Harris: There's "Thottijaya", "Gajini" and "Vetaiyadu Vilayadu". Fortunately, I've been working on neat, hassle-free projects. My fans too have a certain expectation of me — though I love to experiment. Other than films, what are your interests?

Shankar: Films are kind of all consuming. But I love playing badminton.

Harris: I love watching badminton. (Laughter)

Shankar: I'm reminded of an actress who said she could speak Hindi, understand Tamil, write English and listen to Bengali. (They are in splits)

Harris: How was the journey from Kumbakonam to Kodambakkam?

Shankar: The climb up was difficult. I had no godfathers. Neither did I hail from a wealthy/educated family. But looking back, I feel that anyone can realise his dreams provided he is focussed and sincere. I'm not just saying this to give false hopes to youngsters. It's true as you can see in my case. Was music on your mind since childhood, Harris?

Harris: My family was full of musicians. My dad got me my first guitar at the age of five when I couldn't even reach the strings. I broke it in a few minutes.

It took a while for him to afford another guitar. After my eighth grade at Trinity College, I switched to playing the keyboard at the age of 14.

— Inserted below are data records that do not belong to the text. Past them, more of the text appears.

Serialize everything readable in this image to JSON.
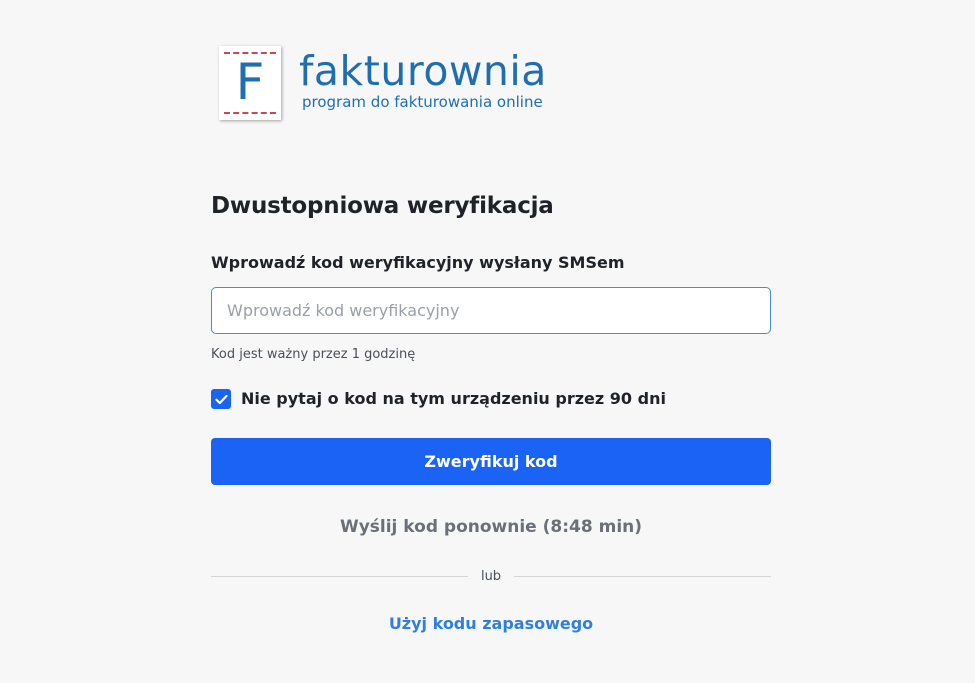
{
  "logo": {
    "letter": "F",
    "name": "fakturownia",
    "tagline": "program do fakturowania online"
  },
  "page": {
    "title": "Dwustopniowa weryfikacja"
  },
  "form": {
    "code_label": "Wprowadź kod weryfikacyjny wysłany SMSem",
    "code_placeholder": "Wprowadź kod weryfikacyjny",
    "code_value": "",
    "validity_hint": "Kod jest ważny przez 1 godzinę",
    "remember_label": "Nie pytaj o kod na tym urządzeniu przez 90 dni",
    "remember_checked": true,
    "submit_label": "Zweryfikuj kod",
    "resend_label": "Wyślij kod ponownie (8:48 min)",
    "divider_text": "lub",
    "backup_link": "Użyj kodu zapasowego"
  },
  "icons": {
    "checkbox": "check-icon"
  },
  "colors": {
    "brand_blue": "#1f6fb0",
    "primary": "#1a63f5",
    "link": "#2f7fe0",
    "logo_dash": "#c44a56",
    "background": "#f7f7f8"
  }
}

I travelled a lot and worked with 40 composers before making my debut as a music director. But there is a difference between being a composer and a musician. As different as day and night...

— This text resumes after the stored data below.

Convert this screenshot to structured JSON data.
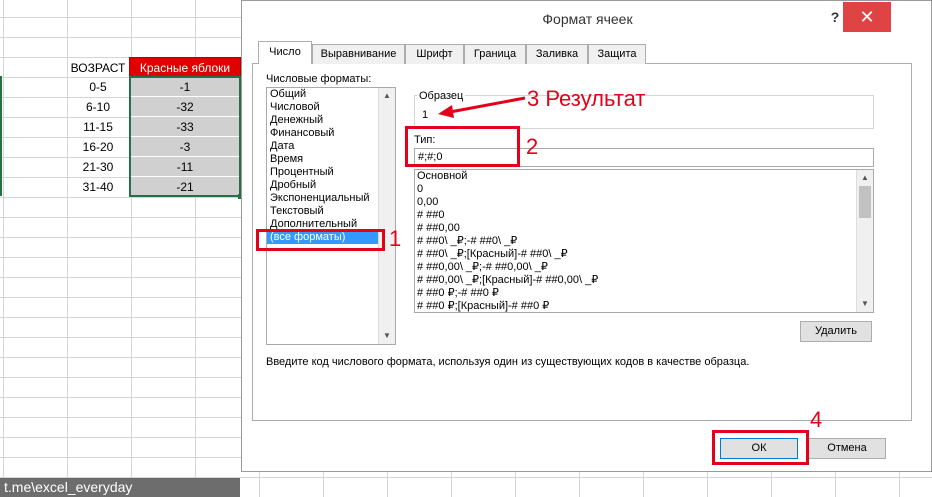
{
  "sheet": {
    "header_age": "ВОЗРАСТ",
    "header_red": "Красные яблоки",
    "rows": [
      {
        "age": "0-5",
        "value": "-1"
      },
      {
        "age": "6-10",
        "value": "-32"
      },
      {
        "age": "11-15",
        "value": "-33"
      },
      {
        "age": "16-20",
        "value": "-3"
      },
      {
        "age": "21-30",
        "value": "-11"
      },
      {
        "age": "31-40",
        "value": "-21"
      }
    ],
    "footer_text": "t.me\\excel_everyday"
  },
  "dialog": {
    "title": "Формат ячеек",
    "help": "?",
    "close": "✕",
    "tabs": [
      "Число",
      "Выравнивание",
      "Шрифт",
      "Граница",
      "Заливка",
      "Защита"
    ],
    "formats_label": "Числовые форматы:",
    "formats": [
      "Общий",
      "Числовой",
      "Денежный",
      "Финансовый",
      "Дата",
      "Время",
      "Процентный",
      "Дробный",
      "Экспоненциальный",
      "Текстовый",
      "Дополнительный",
      "(все форматы)"
    ],
    "sample_label": "Образец",
    "sample_value": "1",
    "type_label": "Тип:",
    "type_value": "#;#;0",
    "format_codes": [
      "Основной",
      "0",
      "0,00",
      "# ##0",
      "# ##0,00",
      "# ##0\\ _₽;-# ##0\\ _₽",
      "# ##0\\ _₽;[Красный]-# ##0\\ _₽",
      "# ##0,00\\ _₽;-# ##0,00\\ _₽",
      "# ##0,00\\ _₽;[Красный]-# ##0,00\\ _₽",
      "# ##0 ₽;-# ##0 ₽",
      "# ##0 ₽;[Красный]-# ##0 ₽"
    ],
    "delete_button": "Удалить",
    "description": "Введите код числового формата, используя один из существующих кодов в качестве образца.",
    "ok_button": "ОК",
    "cancel_button": "Отмена"
  },
  "annotations": {
    "num1": "1",
    "num2": "2",
    "result_text": "3 Результат",
    "num4": "4"
  }
}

Shankar: But all these experiences must have helped you. I learn a lot from others — even from their mistakes and plan my life and career accordingly.

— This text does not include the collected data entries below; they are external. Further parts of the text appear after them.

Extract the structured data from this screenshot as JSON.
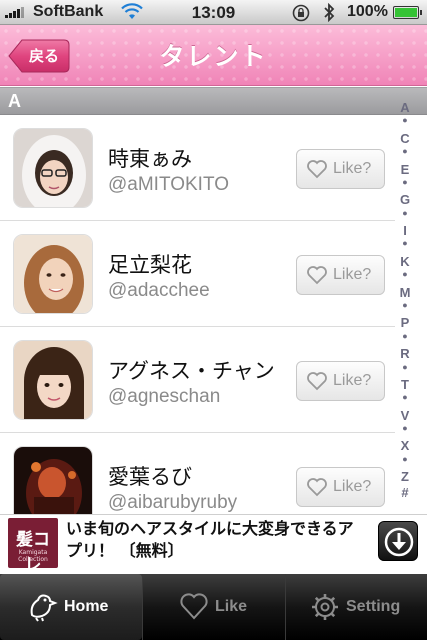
{
  "status_bar": {
    "carrier": "SoftBank",
    "time": "13:09",
    "battery": "100%"
  },
  "nav": {
    "back_label": "戻る",
    "title": "タレント"
  },
  "section": {
    "header": "A"
  },
  "talents": [
    {
      "name": "時東ぁみ",
      "handle": "@aMITOKITO",
      "like_label": "Like?"
    },
    {
      "name": "足立梨花",
      "handle": "@adacchee",
      "like_label": "Like?"
    },
    {
      "name": "アグネス・チャン",
      "handle": "@agneschan",
      "like_label": "Like?"
    },
    {
      "name": "愛葉るび",
      "handle": "@aibarubyruby",
      "like_label": "Like?"
    }
  ],
  "index_letters": [
    "A",
    "●",
    "C",
    "●",
    "E",
    "●",
    "G",
    "●",
    "I",
    "●",
    "K",
    "●",
    "M",
    "●",
    "P",
    "●",
    "R",
    "●",
    "T",
    "●",
    "V",
    "●",
    "X",
    "●",
    "Z",
    "#"
  ],
  "ad": {
    "logo_kanji": "髪コレ",
    "logo_caption": "Kamigata Collection",
    "text": "いま旬のヘアスタイルに大変身できるアプリ！ 〔無料〕"
  },
  "tabs": [
    {
      "label": "Home",
      "icon": "bird-icon",
      "active": true
    },
    {
      "label": "Like",
      "icon": "heart-icon",
      "active": false
    },
    {
      "label": "Setting",
      "icon": "gear-icon",
      "active": false
    }
  ],
  "colors": {
    "nav_pink": "#f69fc6",
    "back_button": "#e0457f",
    "battery_green": "#35c335"
  }
}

Harris: True, even stalwarts sink because of small mistakes and weaknesses. Okay, your taste for music is so versatile. How did you develop it?

Shankar: My affinity for classical strains is because of my childhood in Kumbakonam.

As for light music, there was a kalyana mandapam next door to where I stayed, so I was tuned in.

Later, when I did my polytechnic course in Chennai, I got hooked to rock and pop, thanks to my classmates. And since I stayed close to Kannamapet, even downright dappankuthu interested me. (Laughter)

Harris: So what after "Anniyan?"

Shankar: I've worked non-stop for 15 months. I'm going on a holiday.

I need to clear my thoughts and make room for fresh air to flow in. Are you anxious about the "Anniyan" verdict?

Harris: Music needs to grow on the listener, so I usually give the audience more time to respond. Besides, success or failure, I just think it's God's will and move on. What about you?

Shankar: Whether it's a hit or miss, I'll think it never happened to me (laughs).

I live for the present. The future is built on the present. So I'll give this minute my best.